La dérogation est accordée sans frais, sur décision du Directeur général de l’ARSP sur requête de l’entreprise intéressée ayant remplies les conditions fixées par l’Arrêté sous-examen. Tout refus d’octroi de ladite dérogation doit être dûment motivée et est susceptible d’un recours administratif.

La durée maximum de la dérogation accordée est de six (06) mois et l’entreprise qui en bénéficie doit s’engager formellement à assurer la formation du personnel congolais dans le secteur d’activités concernée. Toutefois, l’Arrêté sous examen prévoit, en raison de la spécificité de certains marchés, d’accorder des dérogations permanentes ou pour une durée supérieure à six (06) mois.

Le bénéficiaire d’une telle dérogation est tenu de payer un prélèvement de 1,2 % sur le montant facturé à l’occasion de la conclusion d’un marché de sous-traitance, hors TVA. Le redevable légal en est l’entreprise principale et le redevable réel en est l’entreprise sous-traitante.

Il est important en conclusion de remarquer que l’adoption d’un régime juridique propre à la sous-traitance dans le secteur privé est parti du constat qu’un grand nombre d’investisseurs étrangers via les filiales des multinationales constituées en entreprises congolaises à capitaux étrangers exécutaient à la fois les activités principales et les activités qui leur sont annexes ou connexes seules ou par des entreprises étrangères recrutées par elles.

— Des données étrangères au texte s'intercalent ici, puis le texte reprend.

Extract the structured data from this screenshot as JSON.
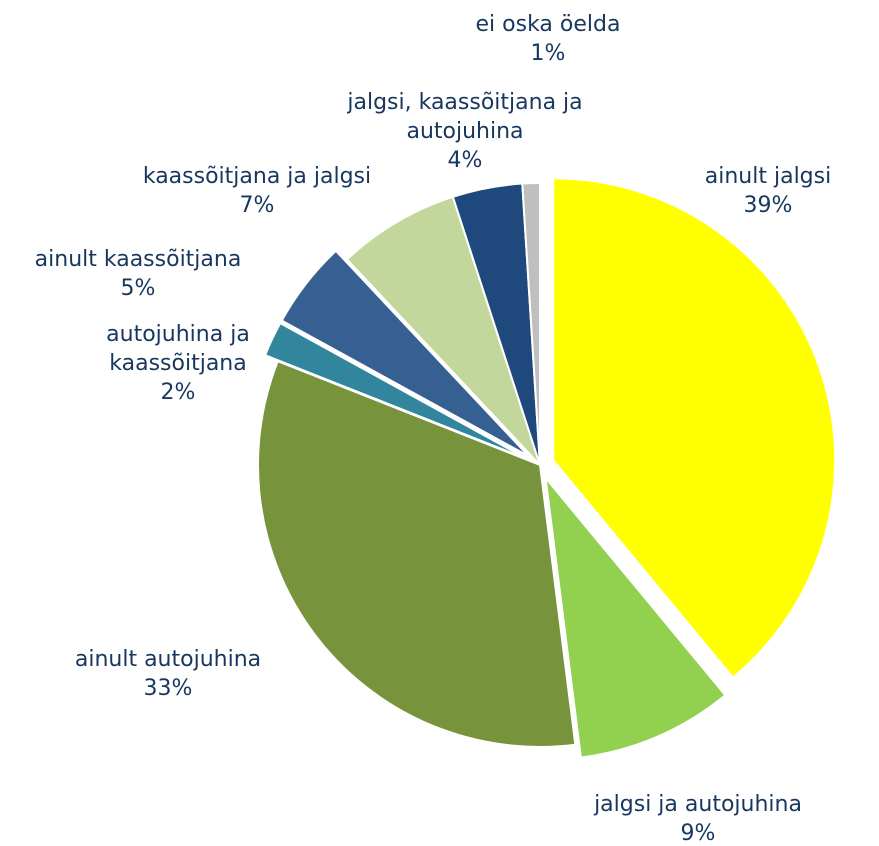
{
  "chart_data": {
    "type": "pie",
    "categories": [
      "ainult jalgsi",
      "jalgsi ja autojuhina",
      "ainult autojuhina",
      "autojuhina ja kaassõitjana",
      "ainult kaassõitjana",
      "kaassõitjana ja jalgsi",
      "jalgsi, kaassõitjana ja autojuhina",
      "ei oska öelda"
    ],
    "values": [
      39,
      9,
      33,
      2,
      5,
      7,
      4,
      1
    ],
    "value_labels": [
      "39%",
      "9%",
      "33%",
      "2%",
      "5%",
      "7%",
      "4%",
      "1%"
    ],
    "colors": [
      "#ffff00",
      "#92d050",
      "#77933c",
      "#31859c",
      "#376092",
      "#c3d69b",
      "#1f497d",
      "#bfbfbf"
    ]
  }
}
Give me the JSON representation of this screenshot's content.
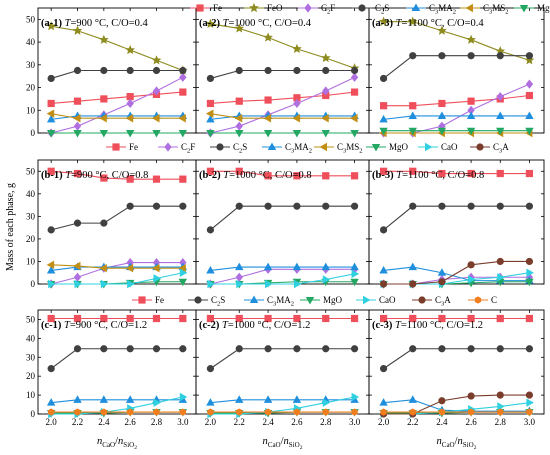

D’où est apparu la nécessité de rendre obligatoire la sous-traitance des activités annexes et connexes de l’activité principale et à la réserver, quelle que soit sa nature, aux entreprises congolaises à capitaux congolais en vue d’assurer la promotion et favoriser ainsi l’émergence d’une classe moyenne congolaise (cf. Exposé des motifs de la Loi sur la sous-traitance).

L’on peut craindre que ce régime dérogatoire devienne le régime de principe et fasse dévier la Loi sur la sous-traitance de son objectif premier. En outre, l’Arrêté semble aller a contrario même des dispositions légales de l’article 6 al.3 de la Loi sur la sous-traitance qui n’a pas prévu un régime d’autorisation mais plutôt d’information préalable. Il en est de même de la durée d’exercice à titre exceptionnel d’une activité de sous-traitance qui, par la volonté de la Loi sur la sous-traitance est de six mois sans possibilité d’un exercice permanent.

Sur un autre aspect, il sied de relever que la question récurrente de la preuve de l’indisponibilité ou de l’inaccessibilité de l’expertise visée à l’alinéa 1er de l’article 6 de la Loi sur la sous-traitance demeure entière et n’a pas pu être explicitée par les différentes mesures d’application prises à ce jour.

A notre humble avis, l’Arrêté sous examen reste en définitive purement superfétatoire puisque la Loi sur la sous-traitance est déjà assez claire sur les conditions d’application de la dérogation qu’elle prévoit (art. 6 alinéa 2). L’on retiendra que l’unique but de cet Arrêté a été de vider le régime juridique de la sous-traitance de son essence première telle que voulue par le législateur.